La advertencia se produce en un momento en el que el equipo económico revisa las cifras del presupuesto y actualiza las proyecciones de ingresos y gastos. El funcionario insistió en que cualquier estrategia debe ir más allá del próximo ejercicio presupuestal y plantear metas sostenidas en el tiempo.
Para el Banco de la República, emisor de la política monetaria y asesor técnico del Estado en materia financiera, este tipo de pronunciamientos tiene peso institucional. La entidad suele llamar la atención cuando percibe riesgos de sostenibilidad de las finanzas públicas, dado su efecto sobre las expectativas de inflación, de tasas de interés y de calificación de deuda.
El mensaje de fondo es que un recorte aislado, por fuerte que parezca, no resuelve un desequilibrio estructural si no forma parte de un plan plurianual. La autoridad monetaria pidió definir una hoja de ruta con acciones concretas, metas medibles y un horizonte que trascienda el año fiscal en curso.
En la práctica, esta postura pone presión sobre la Casa de Nariño y sobre el Ministerio de Hacienda, encargados de armar el Presupuesto General de la Nación. Si el recorte resulta corto, el déficit terminaría financiándose con más deuda interna o externa, con el costo fiscal y reputacional que eso implica para el país.

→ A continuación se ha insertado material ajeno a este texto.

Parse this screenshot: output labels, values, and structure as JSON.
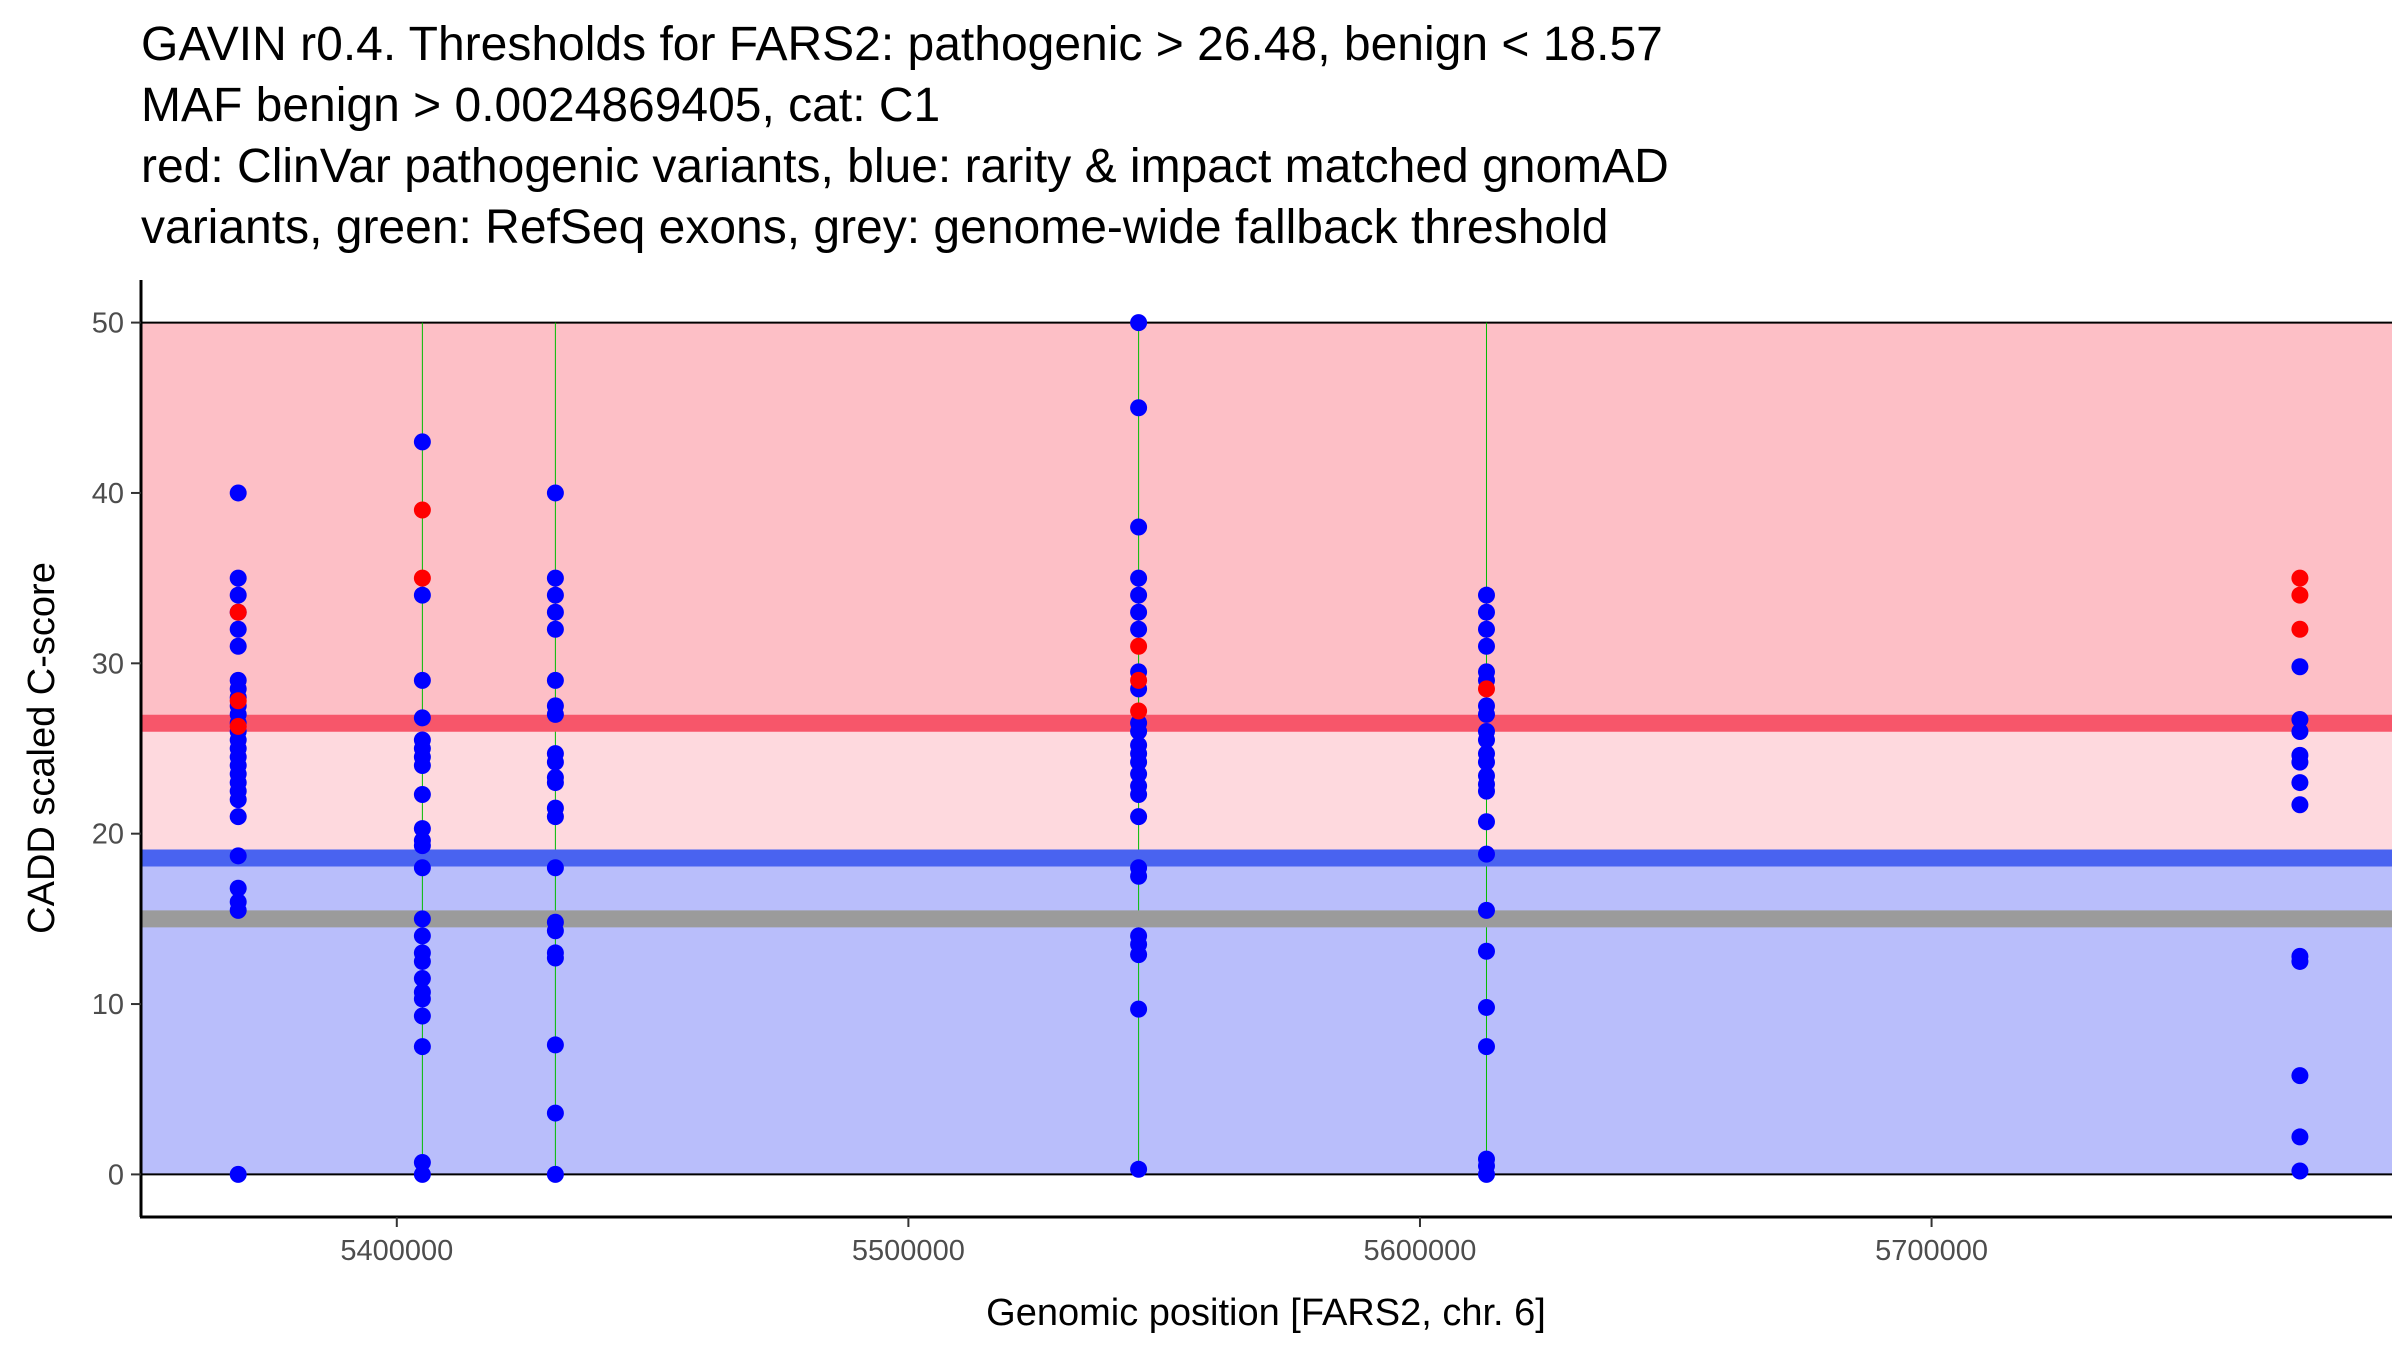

Para los ciudadanos, el tema no es abstracto. Del tamaño del ajuste dependen decisiones sobre inversión en regiones, programas sociales, infraestructura y empleo público. Una estrategia gradual, como la que pide el Banco, busca evitar recortes bruscos que golpeen servicios esenciales o deterioren la economía regional.

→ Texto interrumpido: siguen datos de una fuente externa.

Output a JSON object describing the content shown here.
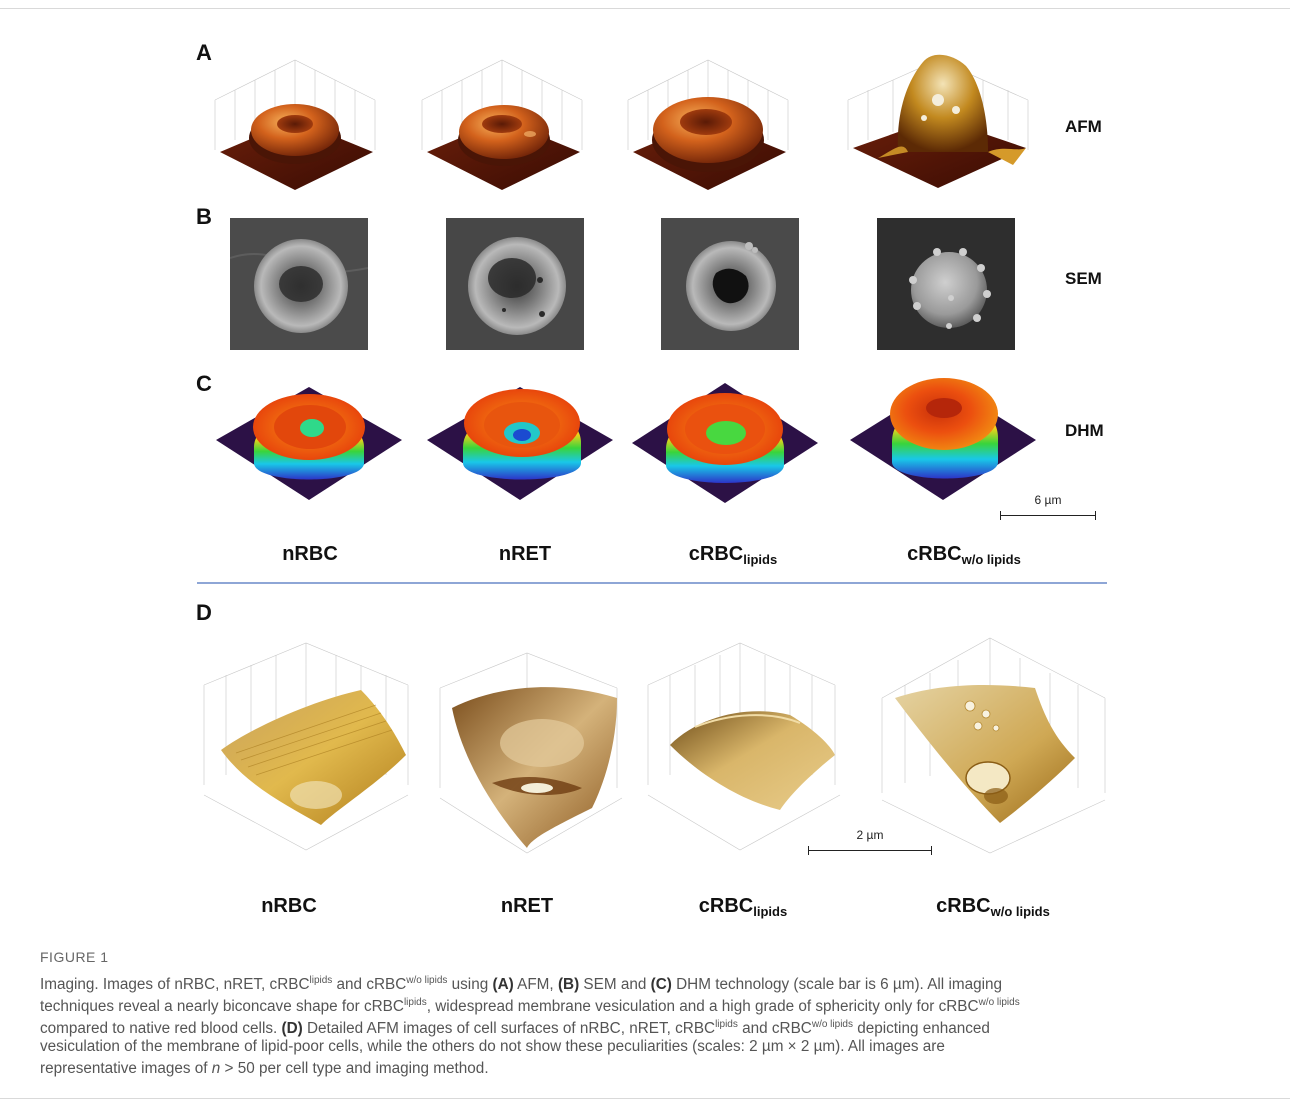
{
  "panels": {
    "a": "A",
    "b": "B",
    "c": "C",
    "d": "D"
  },
  "techniques": {
    "afm": "AFM",
    "sem": "SEM",
    "dhm": "DHM"
  },
  "cell_labels": [
    {
      "main": "nRBC",
      "sub": ""
    },
    {
      "main": "nRET",
      "sub": ""
    },
    {
      "main": "cRBC",
      "sub": "lipids"
    },
    {
      "main": "cRBC",
      "sub": "w/o lipids"
    }
  ],
  "scale_bars": {
    "top": "6 µm",
    "bottom": "2 µm"
  },
  "caption": {
    "title": "FIGURE 1",
    "lines": [
      "Imaging. Images of nRBC, nRET, cRBC<sup>lipids</sup> and cRBC<sup>w/o lipids</sup> using <b>(A)</b> AFM, <b>(B)</b> SEM and <b>(C)</b> DHM technology (scale bar is 6 µm). All imaging",
      "techniques reveal a nearly biconcave shape for cRBC<sup>lipids</sup>, widespread membrane vesiculation and a high grade of sphericity only for cRBC<sup>w/o lipids</sup>",
      "compared to native red blood cells. <b>(D)</b> Detailed AFM images of cell surfaces of nRBC, nRET, cRBC<sup>lipids</sup> and cRBC<sup>w/o lipids</sup> depicting enhanced",
      "vesiculation of the membrane of lipid-poor cells, while the others do not show these peculiarities (scales: 2 µm × 2 µm). All images are",
      "representative images of <i>n</i> &gt; 50 per cell type and imaging method."
    ]
  }
}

La alerta también llega en un contexto internacional marcado por tasas de interés altas y mercados más sensibles a la disciplina fiscal de los países emergentes. Colombia, como economía abierta y dependiente de la inversión extranjera, queda expuesta cuando las calificadoras de riesgo observan señales de desorden en las cuentas.

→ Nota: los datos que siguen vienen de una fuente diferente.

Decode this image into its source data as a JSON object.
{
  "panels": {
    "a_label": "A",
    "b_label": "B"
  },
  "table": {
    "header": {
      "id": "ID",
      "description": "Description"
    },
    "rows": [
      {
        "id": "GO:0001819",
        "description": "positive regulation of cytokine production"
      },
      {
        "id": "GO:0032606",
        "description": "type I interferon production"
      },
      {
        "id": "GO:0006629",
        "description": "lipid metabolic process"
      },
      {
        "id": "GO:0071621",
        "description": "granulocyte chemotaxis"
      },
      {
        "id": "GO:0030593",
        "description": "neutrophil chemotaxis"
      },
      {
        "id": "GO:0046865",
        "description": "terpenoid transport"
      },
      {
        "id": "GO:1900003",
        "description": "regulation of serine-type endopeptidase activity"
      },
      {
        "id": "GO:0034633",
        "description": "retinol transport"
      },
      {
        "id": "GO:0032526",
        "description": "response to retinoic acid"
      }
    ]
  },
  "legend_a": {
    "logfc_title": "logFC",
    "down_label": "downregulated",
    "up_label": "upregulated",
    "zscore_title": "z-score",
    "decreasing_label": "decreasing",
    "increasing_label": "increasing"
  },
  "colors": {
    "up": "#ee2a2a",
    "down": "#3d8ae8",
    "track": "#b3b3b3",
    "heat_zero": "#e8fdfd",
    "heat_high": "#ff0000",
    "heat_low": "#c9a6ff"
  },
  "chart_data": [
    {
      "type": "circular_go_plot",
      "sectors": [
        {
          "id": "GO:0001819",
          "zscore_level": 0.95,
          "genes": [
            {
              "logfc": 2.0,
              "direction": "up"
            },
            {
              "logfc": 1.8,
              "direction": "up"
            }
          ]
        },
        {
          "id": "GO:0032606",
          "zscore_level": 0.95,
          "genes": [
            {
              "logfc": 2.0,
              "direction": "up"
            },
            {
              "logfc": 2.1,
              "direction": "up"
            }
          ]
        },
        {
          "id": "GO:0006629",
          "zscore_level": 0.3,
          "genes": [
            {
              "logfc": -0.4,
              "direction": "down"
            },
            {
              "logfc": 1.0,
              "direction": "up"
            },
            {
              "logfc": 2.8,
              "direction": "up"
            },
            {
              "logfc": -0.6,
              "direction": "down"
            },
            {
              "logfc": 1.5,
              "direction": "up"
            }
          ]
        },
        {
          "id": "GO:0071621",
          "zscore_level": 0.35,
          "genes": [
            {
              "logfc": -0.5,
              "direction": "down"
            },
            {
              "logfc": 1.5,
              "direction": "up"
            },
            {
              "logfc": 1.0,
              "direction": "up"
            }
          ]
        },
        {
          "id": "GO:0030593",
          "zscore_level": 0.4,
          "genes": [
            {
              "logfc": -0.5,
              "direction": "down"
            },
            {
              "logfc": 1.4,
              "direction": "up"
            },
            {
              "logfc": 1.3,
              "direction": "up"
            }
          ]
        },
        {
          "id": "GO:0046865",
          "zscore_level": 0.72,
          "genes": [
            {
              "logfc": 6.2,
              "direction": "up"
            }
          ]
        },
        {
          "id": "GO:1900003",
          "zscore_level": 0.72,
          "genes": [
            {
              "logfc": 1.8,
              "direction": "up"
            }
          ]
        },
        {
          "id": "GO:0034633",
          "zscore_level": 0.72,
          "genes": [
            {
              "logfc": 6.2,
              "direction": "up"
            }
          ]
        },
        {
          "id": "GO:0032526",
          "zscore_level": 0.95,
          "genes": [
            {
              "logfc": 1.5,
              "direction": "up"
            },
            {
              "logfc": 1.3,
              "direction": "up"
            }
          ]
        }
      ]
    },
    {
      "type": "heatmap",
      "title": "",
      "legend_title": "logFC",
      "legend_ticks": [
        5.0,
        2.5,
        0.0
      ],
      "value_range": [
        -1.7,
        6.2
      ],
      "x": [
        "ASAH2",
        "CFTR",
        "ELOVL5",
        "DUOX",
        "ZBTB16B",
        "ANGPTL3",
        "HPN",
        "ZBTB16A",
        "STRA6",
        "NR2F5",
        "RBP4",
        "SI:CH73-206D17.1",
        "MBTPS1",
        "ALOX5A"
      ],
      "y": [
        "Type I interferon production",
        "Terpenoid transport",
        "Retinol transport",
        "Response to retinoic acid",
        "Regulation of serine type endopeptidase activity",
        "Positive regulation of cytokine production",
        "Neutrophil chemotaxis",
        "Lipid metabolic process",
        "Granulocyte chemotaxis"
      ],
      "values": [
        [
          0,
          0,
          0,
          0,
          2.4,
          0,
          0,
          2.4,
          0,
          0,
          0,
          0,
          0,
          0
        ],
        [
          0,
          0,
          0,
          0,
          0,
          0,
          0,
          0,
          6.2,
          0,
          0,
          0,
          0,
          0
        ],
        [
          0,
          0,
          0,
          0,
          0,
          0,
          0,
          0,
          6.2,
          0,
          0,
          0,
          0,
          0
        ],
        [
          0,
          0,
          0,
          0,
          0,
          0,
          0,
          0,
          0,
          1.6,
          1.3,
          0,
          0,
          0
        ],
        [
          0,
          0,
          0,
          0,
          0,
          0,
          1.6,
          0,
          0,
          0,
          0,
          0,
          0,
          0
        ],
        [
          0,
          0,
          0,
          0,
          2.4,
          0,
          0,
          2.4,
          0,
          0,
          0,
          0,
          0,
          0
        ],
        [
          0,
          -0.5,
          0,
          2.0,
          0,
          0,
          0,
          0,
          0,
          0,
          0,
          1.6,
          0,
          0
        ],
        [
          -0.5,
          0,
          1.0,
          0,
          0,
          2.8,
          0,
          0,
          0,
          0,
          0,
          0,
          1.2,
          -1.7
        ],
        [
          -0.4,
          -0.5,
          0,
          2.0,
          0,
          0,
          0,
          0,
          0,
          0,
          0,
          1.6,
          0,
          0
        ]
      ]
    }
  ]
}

Queda por ver cómo responde el Gobierno al llamado del Emisor. Las opciones sobre la mesa suelen incluir una combinación de menor gasto corriente, reformas tributarias, mejoras en recaudo y reasignación de partidas. Por ahora, la advertencia pública del gerente general del Banco marca la pauta del debate económico en el arranque de la discusión presupuestal.
Según reportó Infobae, la declaración del gerente general fue clara: el ajuste previsto no alcanza y se requiere una estrategia gradual que trascienda el próximo año. El reto ahora es traducir esa advertencia en decisiones concretas dentro del Presupuesto General.